Peki, madem PKK ile bir tutulmaktan bu kadar rahatsızsınız, buyurun samimiyet testine!
Dün Ozan Pekgöz, BM’nin çocukları en çok istismar eden örgütlerinden birinin PKK olduğunu belirten raporundan bahsetti. HDP’liler çocuklar konusunda çok hassaslar ya, her sene Uğur Kaymaz’ı falan anıyorlar, çıksınlar bir kere de PKK’nın öldürdüğü çocukları ansınlar. Hadi onu geçtim, PKK’yı eleştiren en ufak bir şey söylesinler de PKK’nın uzantısı olmadıklarını görelim.

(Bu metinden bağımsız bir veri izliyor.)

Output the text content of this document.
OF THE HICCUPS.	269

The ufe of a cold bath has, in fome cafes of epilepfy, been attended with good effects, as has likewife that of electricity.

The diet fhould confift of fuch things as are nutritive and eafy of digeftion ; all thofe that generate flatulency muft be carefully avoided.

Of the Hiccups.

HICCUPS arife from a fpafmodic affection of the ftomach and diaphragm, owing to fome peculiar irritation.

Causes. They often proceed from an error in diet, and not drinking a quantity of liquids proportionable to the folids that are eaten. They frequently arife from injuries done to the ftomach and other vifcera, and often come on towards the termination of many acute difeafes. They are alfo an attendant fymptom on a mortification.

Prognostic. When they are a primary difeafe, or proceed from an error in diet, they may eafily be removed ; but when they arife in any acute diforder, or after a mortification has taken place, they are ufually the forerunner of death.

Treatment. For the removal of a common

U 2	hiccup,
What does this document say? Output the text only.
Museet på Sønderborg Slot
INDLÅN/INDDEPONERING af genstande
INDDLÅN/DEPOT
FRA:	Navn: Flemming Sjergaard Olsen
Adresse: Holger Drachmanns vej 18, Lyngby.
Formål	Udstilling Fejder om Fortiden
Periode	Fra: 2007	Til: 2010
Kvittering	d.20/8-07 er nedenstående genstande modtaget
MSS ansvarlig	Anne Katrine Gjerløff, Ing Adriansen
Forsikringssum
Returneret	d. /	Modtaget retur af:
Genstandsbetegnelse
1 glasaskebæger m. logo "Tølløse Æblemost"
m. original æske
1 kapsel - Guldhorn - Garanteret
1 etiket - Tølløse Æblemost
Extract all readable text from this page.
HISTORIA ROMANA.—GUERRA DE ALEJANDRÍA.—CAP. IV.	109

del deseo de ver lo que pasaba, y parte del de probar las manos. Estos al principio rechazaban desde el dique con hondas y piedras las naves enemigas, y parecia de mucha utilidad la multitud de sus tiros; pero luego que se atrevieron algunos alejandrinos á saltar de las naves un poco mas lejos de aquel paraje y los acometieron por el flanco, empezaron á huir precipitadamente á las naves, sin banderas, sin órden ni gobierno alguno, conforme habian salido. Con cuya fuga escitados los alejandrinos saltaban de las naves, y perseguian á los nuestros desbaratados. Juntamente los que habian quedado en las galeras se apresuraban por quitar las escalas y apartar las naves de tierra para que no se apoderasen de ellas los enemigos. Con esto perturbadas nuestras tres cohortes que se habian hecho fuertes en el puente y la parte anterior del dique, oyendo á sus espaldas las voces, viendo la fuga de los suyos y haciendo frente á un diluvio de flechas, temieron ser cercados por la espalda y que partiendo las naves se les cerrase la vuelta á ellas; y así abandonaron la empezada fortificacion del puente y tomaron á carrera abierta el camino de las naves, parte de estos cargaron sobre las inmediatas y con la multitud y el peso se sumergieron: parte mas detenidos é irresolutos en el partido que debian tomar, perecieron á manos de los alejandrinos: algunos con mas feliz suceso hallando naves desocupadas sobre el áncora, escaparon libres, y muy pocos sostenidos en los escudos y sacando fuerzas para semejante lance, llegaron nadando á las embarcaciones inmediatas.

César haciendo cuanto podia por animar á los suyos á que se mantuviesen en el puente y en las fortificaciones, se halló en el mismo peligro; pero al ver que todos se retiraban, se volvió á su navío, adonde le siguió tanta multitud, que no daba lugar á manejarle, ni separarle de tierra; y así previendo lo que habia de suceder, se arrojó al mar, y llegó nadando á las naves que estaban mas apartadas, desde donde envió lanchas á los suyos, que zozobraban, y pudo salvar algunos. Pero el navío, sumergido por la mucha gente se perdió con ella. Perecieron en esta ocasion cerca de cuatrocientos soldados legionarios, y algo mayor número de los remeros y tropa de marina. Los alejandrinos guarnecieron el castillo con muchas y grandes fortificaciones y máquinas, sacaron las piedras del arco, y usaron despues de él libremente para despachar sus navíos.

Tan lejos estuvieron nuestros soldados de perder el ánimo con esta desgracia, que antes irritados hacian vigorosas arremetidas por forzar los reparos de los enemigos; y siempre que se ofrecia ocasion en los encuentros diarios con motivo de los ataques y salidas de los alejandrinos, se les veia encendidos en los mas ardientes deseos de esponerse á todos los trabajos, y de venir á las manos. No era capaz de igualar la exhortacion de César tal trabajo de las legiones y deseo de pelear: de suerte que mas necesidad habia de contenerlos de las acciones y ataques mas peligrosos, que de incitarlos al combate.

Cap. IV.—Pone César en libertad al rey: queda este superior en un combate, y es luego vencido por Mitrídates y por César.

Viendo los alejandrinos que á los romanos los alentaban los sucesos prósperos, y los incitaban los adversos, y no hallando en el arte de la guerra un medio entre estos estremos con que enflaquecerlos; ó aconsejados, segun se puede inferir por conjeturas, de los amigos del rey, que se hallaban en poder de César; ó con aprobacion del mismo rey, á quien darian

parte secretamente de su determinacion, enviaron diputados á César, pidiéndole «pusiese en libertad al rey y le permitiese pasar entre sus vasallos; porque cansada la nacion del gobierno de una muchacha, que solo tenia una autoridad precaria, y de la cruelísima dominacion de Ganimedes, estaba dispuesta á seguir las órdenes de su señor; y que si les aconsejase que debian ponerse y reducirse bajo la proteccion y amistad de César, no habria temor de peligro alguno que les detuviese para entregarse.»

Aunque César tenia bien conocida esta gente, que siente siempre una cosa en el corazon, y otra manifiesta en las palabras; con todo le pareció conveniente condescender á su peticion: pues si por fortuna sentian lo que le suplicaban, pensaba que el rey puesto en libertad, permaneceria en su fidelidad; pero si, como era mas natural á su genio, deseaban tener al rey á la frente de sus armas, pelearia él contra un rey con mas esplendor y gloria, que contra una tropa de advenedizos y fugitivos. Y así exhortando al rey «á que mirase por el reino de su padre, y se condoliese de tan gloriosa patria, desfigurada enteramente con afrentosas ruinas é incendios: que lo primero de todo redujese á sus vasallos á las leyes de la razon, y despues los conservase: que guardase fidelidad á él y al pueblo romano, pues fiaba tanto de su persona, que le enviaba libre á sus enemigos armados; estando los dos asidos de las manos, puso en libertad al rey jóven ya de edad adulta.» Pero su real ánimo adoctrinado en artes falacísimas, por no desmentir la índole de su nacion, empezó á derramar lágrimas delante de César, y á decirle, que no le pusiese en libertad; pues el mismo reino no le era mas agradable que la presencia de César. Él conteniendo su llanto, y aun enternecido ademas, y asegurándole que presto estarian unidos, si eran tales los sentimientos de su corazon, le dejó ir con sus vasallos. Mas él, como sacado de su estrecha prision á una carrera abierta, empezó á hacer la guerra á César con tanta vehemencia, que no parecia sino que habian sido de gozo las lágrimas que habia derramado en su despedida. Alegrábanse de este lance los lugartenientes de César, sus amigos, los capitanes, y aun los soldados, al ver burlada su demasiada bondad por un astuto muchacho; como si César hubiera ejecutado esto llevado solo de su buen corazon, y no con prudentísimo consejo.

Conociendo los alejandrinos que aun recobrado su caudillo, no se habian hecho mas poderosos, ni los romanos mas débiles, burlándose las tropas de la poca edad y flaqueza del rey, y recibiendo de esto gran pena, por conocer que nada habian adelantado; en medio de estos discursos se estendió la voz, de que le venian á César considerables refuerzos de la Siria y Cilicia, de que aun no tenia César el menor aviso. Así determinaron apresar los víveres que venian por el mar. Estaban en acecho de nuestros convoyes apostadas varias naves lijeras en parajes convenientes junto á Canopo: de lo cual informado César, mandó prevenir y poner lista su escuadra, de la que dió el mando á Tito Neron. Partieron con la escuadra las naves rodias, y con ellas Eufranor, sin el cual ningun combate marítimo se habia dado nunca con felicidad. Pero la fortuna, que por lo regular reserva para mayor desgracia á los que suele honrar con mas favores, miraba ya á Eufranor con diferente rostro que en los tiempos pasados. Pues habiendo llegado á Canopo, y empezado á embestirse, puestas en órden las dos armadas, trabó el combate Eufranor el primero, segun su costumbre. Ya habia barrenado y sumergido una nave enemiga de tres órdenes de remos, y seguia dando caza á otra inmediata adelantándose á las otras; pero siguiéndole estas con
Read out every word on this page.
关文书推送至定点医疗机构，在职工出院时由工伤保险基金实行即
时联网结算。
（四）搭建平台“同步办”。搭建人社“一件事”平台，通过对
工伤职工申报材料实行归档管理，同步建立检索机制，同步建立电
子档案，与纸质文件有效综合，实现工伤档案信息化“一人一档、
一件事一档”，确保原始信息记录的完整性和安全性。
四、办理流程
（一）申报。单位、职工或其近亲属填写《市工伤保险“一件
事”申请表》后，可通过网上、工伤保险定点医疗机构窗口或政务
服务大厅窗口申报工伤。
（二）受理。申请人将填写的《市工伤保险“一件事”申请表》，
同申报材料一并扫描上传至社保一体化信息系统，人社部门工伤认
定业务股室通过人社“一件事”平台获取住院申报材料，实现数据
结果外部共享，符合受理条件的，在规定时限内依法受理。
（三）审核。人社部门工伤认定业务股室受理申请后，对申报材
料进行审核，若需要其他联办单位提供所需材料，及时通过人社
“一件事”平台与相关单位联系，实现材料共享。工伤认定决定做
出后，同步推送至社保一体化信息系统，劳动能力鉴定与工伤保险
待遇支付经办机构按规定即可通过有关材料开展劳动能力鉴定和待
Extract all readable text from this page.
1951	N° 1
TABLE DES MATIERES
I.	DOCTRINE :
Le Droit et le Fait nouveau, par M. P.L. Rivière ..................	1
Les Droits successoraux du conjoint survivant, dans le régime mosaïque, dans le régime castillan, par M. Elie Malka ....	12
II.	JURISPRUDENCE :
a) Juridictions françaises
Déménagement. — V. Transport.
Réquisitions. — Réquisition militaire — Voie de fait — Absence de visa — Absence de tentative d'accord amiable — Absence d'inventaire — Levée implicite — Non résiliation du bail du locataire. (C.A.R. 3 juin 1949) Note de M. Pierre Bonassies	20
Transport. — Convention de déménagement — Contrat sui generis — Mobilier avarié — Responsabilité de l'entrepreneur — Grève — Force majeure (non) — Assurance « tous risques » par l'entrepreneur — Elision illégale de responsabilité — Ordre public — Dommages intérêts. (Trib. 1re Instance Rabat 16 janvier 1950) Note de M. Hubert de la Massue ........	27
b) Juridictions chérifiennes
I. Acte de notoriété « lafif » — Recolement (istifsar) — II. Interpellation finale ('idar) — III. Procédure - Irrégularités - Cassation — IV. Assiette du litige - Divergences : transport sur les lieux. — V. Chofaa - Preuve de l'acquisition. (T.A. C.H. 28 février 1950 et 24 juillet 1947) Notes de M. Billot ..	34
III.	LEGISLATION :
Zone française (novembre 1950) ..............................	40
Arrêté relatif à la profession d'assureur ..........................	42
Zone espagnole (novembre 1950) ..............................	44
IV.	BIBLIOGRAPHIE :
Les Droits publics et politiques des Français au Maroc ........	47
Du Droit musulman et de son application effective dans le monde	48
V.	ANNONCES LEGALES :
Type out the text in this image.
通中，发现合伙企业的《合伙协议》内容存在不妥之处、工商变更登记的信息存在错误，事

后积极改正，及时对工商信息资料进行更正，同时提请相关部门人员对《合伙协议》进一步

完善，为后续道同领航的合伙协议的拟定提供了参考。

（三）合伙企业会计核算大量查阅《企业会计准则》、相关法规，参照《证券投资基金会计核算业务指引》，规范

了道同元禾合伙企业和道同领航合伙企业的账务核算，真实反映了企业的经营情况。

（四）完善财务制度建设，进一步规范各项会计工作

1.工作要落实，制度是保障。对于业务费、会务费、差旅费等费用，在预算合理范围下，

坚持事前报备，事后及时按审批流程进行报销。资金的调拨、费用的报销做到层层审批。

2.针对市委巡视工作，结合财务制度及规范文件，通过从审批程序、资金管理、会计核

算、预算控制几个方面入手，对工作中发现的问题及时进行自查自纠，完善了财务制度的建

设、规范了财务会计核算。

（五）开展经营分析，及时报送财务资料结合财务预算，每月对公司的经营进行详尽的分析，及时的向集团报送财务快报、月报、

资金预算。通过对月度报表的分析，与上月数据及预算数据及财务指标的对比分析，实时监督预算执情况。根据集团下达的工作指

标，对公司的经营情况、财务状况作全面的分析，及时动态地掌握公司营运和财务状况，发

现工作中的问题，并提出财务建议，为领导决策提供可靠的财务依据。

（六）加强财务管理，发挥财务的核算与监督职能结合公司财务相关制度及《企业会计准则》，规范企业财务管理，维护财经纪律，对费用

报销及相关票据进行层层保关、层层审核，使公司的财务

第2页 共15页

Selahattin Demirtaş iddia ettiği gibi Türkiye siyasetçisi olacaksa;
Önce İmralı-Kandil-Saray üçgeninde siyaset yapmaktan vazgeçecek.
İmralı’daki teröristbaşını değil Türk milletini muhatap kabul edecek.
Hem AKP ile masaya otururum hem muhalifçilik oynarım ikiyüzlülüğünü bırakacak ve AKP ile olan siyasi ortaklığını bitirecek.
Tüm bunları yapabilirse ve Türk milleti de samimiyetine inanırsa Türkiye siyasetçisi olur. Ancak Demirtaş’ın bu zamana kadarki tavrından pek de Türkiye siyasetçisi olmaya niyetinin olmadığı açık seçik görülüyor.